WASHINGTON -- The controversial $900 billion tax package President Obama negotiated with Republicans cleared a major hurdle in the Senate on Monday, setting the stage for passage later this week. The fate of the legislation in the House is uncertain.
The measure the Senate is poised to approve extends for two years Bush-era federal income tax cuts Republicans made a priority of getting for all income levels. At the top of objections from liberal Democrats was Obama handing Republicans a generous estate tax benefit -- with the rate to be 35 percent for estates valued at more than $5 million. In return, Obama won extension of unemployment benefits and a trim in payroll taxes for a year.
Last week, Sen.
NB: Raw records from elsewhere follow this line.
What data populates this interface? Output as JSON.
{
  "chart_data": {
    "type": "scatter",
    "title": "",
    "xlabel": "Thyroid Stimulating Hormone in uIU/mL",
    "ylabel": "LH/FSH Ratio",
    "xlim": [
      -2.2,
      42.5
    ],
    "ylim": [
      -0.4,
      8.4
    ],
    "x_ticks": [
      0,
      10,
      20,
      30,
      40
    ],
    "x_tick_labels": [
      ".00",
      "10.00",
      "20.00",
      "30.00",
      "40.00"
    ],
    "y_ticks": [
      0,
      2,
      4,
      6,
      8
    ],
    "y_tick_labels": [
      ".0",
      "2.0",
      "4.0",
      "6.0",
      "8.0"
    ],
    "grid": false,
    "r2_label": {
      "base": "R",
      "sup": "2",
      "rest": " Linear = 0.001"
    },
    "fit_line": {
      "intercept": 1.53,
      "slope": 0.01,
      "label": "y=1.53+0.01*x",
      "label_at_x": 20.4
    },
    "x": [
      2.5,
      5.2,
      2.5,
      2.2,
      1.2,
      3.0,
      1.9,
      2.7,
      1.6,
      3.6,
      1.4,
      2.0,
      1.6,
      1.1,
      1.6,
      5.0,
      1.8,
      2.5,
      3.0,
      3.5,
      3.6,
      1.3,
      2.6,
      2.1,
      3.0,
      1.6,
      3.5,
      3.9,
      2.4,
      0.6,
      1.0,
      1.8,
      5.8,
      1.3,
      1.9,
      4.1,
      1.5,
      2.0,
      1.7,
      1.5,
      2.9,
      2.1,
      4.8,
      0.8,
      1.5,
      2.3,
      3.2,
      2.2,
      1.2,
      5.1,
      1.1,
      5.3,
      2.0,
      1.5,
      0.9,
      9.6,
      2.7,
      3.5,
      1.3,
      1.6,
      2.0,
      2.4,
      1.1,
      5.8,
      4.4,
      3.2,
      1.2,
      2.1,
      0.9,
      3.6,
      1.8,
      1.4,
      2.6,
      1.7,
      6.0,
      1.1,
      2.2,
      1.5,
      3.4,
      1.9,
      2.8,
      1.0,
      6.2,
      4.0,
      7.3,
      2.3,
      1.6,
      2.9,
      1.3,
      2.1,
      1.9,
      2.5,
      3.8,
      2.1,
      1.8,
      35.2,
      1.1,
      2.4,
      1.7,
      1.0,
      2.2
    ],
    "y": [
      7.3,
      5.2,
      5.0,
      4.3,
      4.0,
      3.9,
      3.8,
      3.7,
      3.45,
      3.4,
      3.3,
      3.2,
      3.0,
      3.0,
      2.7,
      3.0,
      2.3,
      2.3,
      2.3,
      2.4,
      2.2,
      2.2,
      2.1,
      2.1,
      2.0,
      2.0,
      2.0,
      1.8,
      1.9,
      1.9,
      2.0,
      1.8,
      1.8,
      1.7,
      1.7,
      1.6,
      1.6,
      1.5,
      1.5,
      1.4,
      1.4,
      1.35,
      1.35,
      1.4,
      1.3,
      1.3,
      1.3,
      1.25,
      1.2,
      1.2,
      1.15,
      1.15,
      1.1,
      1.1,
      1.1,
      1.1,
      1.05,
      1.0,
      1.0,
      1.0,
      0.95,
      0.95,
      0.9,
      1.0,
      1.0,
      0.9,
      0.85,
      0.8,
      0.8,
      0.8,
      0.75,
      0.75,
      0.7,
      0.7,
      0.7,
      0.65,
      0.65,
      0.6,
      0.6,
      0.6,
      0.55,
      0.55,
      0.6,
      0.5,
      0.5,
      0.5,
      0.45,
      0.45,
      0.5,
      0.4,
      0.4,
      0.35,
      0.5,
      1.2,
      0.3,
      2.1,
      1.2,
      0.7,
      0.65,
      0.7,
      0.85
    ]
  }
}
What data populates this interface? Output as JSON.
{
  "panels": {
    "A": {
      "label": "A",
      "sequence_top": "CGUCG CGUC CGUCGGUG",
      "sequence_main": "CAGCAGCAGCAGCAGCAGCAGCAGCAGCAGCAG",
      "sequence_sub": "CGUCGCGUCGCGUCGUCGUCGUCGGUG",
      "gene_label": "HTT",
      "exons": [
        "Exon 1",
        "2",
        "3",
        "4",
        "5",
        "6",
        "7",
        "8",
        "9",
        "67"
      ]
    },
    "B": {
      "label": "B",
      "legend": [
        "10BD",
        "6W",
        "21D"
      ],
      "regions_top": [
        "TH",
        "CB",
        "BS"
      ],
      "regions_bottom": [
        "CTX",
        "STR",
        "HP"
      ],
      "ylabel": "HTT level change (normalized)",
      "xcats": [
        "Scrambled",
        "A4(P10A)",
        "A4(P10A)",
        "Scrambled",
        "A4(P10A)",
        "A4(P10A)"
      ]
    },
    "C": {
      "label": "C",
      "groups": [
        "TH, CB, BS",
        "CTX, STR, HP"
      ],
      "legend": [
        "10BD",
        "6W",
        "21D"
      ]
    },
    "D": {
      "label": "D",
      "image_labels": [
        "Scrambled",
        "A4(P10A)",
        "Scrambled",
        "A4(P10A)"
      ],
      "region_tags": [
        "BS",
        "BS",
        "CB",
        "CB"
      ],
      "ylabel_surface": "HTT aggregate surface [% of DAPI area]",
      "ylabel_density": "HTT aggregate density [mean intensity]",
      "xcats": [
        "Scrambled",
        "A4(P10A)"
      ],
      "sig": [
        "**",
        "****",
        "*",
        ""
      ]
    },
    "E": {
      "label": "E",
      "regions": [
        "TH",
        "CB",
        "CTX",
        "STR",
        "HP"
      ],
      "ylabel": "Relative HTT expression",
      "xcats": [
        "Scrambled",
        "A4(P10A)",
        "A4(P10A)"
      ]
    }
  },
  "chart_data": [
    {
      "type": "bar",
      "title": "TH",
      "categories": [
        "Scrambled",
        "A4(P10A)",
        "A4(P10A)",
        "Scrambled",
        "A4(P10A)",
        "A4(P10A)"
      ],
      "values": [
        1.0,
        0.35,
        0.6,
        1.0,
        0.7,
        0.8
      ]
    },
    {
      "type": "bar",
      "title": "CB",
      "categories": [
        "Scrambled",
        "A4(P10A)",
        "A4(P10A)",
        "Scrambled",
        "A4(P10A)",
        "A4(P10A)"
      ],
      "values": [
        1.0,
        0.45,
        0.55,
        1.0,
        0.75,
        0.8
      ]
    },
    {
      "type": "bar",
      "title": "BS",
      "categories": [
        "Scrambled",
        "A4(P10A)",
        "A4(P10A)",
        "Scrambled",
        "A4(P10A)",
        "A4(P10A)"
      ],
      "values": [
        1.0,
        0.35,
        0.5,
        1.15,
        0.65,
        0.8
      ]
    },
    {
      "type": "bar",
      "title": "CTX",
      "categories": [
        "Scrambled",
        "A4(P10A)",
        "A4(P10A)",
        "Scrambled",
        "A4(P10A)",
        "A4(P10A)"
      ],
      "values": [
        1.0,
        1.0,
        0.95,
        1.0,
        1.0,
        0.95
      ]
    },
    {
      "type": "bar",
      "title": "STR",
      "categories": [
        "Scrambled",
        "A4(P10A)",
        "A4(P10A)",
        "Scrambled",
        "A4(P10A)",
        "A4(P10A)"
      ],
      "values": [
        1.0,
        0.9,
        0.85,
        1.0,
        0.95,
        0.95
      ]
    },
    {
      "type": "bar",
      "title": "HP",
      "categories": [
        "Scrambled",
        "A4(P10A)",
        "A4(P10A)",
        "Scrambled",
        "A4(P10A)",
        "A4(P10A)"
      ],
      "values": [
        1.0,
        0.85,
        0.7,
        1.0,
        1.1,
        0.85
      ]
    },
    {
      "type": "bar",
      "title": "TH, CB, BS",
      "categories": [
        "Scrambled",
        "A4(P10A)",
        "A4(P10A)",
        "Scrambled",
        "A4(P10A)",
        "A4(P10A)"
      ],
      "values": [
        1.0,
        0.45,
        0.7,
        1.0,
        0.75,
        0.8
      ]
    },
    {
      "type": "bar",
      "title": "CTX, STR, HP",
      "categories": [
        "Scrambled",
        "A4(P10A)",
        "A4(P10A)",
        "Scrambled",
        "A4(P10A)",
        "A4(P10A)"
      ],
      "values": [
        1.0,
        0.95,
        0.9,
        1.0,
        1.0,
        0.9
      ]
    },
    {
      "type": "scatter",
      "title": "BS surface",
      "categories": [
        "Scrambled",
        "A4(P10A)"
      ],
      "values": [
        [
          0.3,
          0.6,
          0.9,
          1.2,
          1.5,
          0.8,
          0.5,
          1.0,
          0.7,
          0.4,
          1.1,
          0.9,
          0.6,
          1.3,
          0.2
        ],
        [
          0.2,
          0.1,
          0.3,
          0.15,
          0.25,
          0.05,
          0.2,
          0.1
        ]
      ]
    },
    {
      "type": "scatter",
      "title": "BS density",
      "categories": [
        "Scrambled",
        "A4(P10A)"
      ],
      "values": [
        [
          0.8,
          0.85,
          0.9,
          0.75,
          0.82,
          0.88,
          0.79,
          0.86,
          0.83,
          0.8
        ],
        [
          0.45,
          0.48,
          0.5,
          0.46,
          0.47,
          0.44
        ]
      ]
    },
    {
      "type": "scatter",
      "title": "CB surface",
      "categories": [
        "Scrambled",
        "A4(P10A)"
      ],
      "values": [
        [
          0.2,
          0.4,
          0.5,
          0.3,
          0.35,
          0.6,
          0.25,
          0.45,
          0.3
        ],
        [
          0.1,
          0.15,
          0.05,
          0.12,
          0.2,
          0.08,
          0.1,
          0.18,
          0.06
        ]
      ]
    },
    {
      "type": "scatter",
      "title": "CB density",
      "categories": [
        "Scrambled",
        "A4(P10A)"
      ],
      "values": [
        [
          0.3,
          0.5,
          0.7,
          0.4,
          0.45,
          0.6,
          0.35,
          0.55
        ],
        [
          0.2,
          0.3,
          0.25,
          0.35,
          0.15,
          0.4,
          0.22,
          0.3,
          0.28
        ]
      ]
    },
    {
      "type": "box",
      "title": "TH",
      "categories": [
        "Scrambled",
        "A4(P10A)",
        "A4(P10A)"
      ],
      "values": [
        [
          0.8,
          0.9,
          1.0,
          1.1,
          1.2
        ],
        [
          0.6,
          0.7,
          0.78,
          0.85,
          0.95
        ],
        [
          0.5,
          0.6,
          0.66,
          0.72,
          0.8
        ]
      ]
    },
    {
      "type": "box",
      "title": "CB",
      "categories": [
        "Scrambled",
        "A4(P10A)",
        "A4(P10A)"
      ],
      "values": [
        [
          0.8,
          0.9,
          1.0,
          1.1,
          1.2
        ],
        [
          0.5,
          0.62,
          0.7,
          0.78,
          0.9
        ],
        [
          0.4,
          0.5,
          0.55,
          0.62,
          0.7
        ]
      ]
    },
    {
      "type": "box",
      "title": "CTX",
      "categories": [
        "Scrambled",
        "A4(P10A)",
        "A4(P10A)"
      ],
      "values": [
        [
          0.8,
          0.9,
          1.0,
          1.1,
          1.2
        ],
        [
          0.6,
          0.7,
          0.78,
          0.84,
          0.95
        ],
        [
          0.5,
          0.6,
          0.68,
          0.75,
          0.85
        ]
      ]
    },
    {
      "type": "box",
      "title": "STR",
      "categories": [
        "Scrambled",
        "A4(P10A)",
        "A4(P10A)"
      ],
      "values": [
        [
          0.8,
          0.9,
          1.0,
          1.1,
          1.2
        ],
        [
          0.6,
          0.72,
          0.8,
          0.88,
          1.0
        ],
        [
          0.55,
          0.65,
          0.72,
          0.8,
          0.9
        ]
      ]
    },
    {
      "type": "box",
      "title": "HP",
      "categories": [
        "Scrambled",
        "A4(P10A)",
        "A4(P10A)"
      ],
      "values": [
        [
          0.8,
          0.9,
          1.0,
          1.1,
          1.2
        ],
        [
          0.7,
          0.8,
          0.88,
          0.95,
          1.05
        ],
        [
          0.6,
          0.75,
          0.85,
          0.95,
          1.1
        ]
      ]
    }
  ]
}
Bernie Sanders (I-Vt.) delivered a marathon filibuster-style speech for over eight hours against the deal, arguing it is a giveaway for millionaires. Senate Minority Leader Mitch McConnell (R-Ky.) said in a floor speech on Monday he disliked in particular "the Democrats' insistence that we borrow the money we need to pay for a further extension of unemployment insurance."
Sen. Dick Durbin (D-Ill.) and Sen. Mark Kirk (R-Ill.) voted to end debate and advance the tax package, which passed on an 83-15 roll call; at least 60 votes were needed. Thirty-seven Republicans joined 46 Democrats in voting yes.
Kirk said in a statement, "I voted for the bill to prevent a massive tax hike from hitting Illinois families and hurting our economy during this Great Recession. President Obama and Senate leaders agree that this legislation will help end the recession, adding jobs and restoring tax-rate certainty to this fragile economy. . . . After enactment of this legislation, I will turn my attention to cutting federal spending, reducing the cost of Congress and the executive branch to bring down the debt."
Earlier on Monday Kirk sent out an e-mail where he said he was looking for guidance on how to vote. In the e-mail he claimed, incorrectly, "some House leaders say this legislation is misguided and taxes should go up." Obama and Democrats had always wanted to extend the break to earners with incomes below $250,000 but as part of the compromise, Obama gave that up.
After the 60 votes were locked in, Obama went to the White House briefing room to read a statement where he touted the bipartisan nature of the deal. Obama's White House team is bracing for the new reality it faces next year, when Republicans control the House and Democratic strength is weakened in the Senate.
The Senate could vote on the tax bill itself today or Wednesday.